Even Russia’s independent news aggregators are crippled by government intervention. Yandex-Novosti is Russia’s largest news aggregator (a Russian equivalent of the Drudge Report in the U.S.). Its Moscow feed “prominently featured trivialities such as weather reports warning of a cold spell and promotions for the city’s ‘Spring Festival.’”

How the Russian government interferes with Yandex-Novosti is a tale straight from dystopian novel genre. Government offices are able to register as news outlets with Yandex’s aggregator. In order to manipulate the Yandex algorithm, the Russian government has set up dozens of similar news websites in cities, which can spew out articles on the same topic in rapid succession. These volleys of nearly identical articles “trick” Yandex into thinking a newsworthy event has occurred, promoting it and pushing the real news down the stream where fewer people will see it.

The Prince of Russia

Even with all this, Russia’s propaganda machine doesn’t match the Soviet Union’s, yet. But a powerful, Stalin-like figure does run the Kremlin.
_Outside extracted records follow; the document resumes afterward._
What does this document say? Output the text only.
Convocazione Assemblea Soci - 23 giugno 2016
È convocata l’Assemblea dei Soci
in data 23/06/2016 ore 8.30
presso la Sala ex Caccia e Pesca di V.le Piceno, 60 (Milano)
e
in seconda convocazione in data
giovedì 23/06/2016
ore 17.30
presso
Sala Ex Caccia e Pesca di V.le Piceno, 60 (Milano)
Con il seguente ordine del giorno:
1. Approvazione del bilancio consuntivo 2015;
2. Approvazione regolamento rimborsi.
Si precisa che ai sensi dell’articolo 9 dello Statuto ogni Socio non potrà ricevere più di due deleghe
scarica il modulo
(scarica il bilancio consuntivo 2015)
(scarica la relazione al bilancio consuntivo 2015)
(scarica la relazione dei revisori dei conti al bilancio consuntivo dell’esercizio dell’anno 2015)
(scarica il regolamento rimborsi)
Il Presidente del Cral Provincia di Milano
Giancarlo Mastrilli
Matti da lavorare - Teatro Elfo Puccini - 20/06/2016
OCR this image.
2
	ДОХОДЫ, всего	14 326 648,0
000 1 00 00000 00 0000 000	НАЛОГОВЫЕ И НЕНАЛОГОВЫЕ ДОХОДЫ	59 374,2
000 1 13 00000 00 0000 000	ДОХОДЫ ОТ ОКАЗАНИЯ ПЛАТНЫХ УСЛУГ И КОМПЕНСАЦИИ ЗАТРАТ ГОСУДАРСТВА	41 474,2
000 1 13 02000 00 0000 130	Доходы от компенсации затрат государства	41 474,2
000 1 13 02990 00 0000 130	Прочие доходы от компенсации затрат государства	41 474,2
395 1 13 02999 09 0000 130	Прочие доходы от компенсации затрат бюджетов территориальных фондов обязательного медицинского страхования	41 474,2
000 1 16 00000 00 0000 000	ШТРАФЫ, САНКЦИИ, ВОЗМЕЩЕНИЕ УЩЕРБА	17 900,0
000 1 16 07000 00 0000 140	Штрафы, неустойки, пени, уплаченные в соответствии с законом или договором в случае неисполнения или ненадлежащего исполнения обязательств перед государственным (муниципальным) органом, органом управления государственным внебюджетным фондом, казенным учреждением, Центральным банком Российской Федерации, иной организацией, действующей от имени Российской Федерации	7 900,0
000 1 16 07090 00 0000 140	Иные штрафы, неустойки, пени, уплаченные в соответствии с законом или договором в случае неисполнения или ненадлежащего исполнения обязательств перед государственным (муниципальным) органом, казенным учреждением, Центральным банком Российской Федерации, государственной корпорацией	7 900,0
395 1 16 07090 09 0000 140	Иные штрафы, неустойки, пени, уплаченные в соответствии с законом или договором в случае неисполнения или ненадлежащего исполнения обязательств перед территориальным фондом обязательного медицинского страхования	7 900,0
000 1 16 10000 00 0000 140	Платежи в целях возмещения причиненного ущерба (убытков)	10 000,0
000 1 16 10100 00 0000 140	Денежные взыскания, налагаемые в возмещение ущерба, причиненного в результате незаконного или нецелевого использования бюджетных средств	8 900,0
He’s the one who tells Russians it’s not “normal” to have a wide range of history textbooks to teach from—the one who oversees the state-controlled media effort to hide away negative stories.

He’s the man who tells his citizens his counterterrorism strategy is to “destroy” terrorists, no matter where they are found—whether that be in the airport or the outhouse. He personally wraps satellite transmitters on the necks of wild Siberian tigers (sedated, of course, but the public doesn’t know that). His political opponents have burning chemicals sprayed into their eyes. Defecting intelligence officers die from mysterious radioactive poisonings. He is a man to be feared.

When Russia changes the past and misrepresents the present, President Vladimir Putin is the overarching mastermind. This is the reason the Trumpet watches Putin’s propaganda and control with such interest. Our editor in chief, Gerald Flurry, recently produced a new booklet, The Prophesied ‘Prince of Russia,’ which explains how “every world leader” needs to understand the critical role Vladimir Putin will play in the future.

Putin is called a “prince” because he rules as an authoritarian—a man with the power to rewrite and manipulate the present. So when Russian invasions are called “liberations” and protests are given the Orwell treatment (it never even happened), look to the fountainhead: Vladimir Putin. He’ll be the man to lead this eastern power into some of the most dramatic events the world will ever witness.